Initial site visits (virtual as necessary due to the pandemic) were conducted for each community to identify infrastructure at risk and meet with elders and residents to gather historical information.
Bathymetric and topographic information was collected to incorporate into the model. A flexible finite-element mesh for the bathymetry was developed using a coarse mesh in the deep ocean and a very dense mesh closer to each site to generate more accurate local simulations. This results in a new standard of detail and accuracy in simulating coastal tsunami and storm impacts.

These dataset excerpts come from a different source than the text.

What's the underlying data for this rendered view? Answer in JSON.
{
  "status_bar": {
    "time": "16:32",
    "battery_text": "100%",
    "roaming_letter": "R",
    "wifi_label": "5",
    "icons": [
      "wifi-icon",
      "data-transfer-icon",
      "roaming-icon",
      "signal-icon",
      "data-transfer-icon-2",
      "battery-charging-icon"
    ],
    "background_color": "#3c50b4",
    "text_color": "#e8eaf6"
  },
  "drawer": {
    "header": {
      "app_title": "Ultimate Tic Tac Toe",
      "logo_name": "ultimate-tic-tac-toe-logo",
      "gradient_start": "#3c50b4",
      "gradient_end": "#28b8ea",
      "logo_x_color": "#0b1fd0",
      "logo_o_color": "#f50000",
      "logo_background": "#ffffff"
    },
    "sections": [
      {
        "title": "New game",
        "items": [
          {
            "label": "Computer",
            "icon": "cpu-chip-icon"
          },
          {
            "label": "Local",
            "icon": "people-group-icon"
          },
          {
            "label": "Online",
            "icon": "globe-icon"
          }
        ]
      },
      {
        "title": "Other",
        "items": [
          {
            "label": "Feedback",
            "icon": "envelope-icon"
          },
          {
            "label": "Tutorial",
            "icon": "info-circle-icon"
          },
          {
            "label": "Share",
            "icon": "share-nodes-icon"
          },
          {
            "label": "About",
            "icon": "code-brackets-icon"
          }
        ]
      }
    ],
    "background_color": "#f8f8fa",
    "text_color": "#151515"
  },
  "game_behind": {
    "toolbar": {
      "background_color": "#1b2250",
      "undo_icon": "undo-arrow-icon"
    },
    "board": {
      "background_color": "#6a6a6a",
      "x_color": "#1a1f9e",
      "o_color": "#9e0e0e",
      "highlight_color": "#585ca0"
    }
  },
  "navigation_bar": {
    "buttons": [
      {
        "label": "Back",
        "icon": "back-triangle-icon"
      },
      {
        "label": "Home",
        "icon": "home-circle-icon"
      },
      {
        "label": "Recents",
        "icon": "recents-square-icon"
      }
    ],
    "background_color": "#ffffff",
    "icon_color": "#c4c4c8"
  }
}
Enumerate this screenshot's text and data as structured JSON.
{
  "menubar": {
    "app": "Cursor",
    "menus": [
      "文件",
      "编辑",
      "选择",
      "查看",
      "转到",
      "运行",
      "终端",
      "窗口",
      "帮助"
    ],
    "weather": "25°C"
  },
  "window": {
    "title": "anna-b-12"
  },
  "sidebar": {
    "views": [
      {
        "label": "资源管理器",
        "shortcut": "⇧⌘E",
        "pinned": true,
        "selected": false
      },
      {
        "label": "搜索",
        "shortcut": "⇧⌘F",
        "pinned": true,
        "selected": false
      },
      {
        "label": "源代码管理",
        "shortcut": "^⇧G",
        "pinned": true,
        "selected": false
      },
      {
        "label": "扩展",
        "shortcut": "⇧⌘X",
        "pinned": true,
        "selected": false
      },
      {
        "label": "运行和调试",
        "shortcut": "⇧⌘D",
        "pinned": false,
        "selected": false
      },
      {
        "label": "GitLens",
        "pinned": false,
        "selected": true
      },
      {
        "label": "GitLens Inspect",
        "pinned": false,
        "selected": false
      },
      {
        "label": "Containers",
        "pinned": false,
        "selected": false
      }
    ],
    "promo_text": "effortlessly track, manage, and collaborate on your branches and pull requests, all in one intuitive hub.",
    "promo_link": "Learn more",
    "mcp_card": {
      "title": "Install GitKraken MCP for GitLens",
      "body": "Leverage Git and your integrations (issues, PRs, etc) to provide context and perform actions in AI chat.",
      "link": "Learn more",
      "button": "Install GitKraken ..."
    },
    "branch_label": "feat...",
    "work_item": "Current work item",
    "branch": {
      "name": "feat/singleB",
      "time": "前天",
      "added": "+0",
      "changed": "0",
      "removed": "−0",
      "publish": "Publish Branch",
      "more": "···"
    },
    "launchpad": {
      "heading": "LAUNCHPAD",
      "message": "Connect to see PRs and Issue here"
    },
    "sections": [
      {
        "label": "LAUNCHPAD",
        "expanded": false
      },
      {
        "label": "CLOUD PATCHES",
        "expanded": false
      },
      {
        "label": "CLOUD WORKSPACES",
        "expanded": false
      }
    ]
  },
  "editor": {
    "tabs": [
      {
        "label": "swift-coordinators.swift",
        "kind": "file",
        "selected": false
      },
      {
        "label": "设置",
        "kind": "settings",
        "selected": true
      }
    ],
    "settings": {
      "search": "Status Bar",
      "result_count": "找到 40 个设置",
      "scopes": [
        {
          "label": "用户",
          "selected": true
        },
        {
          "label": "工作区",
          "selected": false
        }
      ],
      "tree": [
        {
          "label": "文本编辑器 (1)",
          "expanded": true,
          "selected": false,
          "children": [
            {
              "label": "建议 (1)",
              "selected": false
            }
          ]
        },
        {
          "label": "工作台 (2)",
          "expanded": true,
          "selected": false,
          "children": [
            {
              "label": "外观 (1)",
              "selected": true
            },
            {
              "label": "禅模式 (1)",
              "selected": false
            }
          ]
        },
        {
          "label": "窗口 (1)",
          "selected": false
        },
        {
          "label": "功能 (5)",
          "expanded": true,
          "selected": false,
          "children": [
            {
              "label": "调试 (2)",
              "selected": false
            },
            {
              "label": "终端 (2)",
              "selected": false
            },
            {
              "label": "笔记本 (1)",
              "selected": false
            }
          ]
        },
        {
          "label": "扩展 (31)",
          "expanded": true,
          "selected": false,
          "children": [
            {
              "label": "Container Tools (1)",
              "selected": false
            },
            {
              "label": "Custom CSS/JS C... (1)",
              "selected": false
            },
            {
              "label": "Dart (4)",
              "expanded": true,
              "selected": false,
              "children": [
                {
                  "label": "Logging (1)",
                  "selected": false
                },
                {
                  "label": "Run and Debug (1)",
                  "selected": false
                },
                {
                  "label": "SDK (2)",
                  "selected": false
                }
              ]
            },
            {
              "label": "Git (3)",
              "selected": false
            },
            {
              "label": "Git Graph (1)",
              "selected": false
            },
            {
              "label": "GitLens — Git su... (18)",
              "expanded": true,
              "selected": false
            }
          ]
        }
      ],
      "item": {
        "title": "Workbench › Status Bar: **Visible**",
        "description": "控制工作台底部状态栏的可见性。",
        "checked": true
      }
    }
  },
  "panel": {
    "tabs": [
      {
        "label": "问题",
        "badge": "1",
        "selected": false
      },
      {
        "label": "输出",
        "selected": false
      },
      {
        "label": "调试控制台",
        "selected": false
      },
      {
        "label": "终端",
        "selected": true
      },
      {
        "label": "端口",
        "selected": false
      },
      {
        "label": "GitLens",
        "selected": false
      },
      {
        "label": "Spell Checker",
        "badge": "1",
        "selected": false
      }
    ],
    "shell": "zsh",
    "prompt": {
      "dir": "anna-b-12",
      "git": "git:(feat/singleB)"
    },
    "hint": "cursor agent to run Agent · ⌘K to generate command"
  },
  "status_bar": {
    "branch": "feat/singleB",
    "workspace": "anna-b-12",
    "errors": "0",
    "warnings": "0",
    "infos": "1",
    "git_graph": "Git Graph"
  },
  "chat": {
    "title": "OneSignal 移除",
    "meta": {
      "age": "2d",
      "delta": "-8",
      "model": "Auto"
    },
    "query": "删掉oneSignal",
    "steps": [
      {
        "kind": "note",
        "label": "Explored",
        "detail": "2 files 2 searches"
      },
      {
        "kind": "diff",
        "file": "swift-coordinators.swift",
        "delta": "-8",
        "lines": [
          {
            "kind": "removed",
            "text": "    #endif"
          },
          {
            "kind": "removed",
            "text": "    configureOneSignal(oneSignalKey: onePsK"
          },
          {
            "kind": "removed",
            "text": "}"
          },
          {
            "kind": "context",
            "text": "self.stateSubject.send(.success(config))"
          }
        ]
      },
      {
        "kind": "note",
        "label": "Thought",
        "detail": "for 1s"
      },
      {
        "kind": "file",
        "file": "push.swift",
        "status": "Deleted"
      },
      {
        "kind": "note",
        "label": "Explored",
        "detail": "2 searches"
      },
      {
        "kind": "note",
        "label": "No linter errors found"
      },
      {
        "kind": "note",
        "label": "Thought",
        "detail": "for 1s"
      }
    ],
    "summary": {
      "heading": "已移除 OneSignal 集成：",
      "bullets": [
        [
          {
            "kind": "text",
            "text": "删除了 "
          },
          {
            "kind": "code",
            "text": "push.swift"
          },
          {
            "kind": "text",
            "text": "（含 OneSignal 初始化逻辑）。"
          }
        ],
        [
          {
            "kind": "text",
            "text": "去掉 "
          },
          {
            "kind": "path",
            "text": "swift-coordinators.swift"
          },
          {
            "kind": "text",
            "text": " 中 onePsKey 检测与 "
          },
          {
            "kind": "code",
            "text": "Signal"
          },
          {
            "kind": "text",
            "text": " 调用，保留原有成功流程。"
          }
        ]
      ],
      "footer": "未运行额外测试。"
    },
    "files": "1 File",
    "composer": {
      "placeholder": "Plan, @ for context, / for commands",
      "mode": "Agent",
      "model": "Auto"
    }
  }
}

The overall hydrodynamic model was created using DHI MIKE 21 software as a platform. Detailed local models were created for each community and superimposed onto the overall model. The model is unique in covering a very large ocean area to fully simulate tsunami and storm propagation and being detailed enough to produce large-scale inundation hazard maps for individual communities. The modelling was technically complex, due to both the size of the domain and the finite-element mesh density. Model output gives the extent and depth of inundation from tsunamis and large storms. Vulnerability reports were prepared for communities to describe existing infrastructure, summarize historical information, explain the assumptions and decisions made for the modelling, and to show inundation in a 3D photo-realistic graphical format. This creates a useable tool for infrastructure planning and climate change adaptation.

Tsunami and storm modelling including sea level rise shows inundation of several metres above present-day and effects on infrastructure. Graphical presentation of the Vulnerability Reports makes complex modelling into a useable planning tool. High-resolution 3D photo-realistic graphics show inundation limits in a relatable way. Videos show the ebb and flow of waves over time. Understanding the coastal hazard enables communities to plan and seek funding for climate change adaptation measures.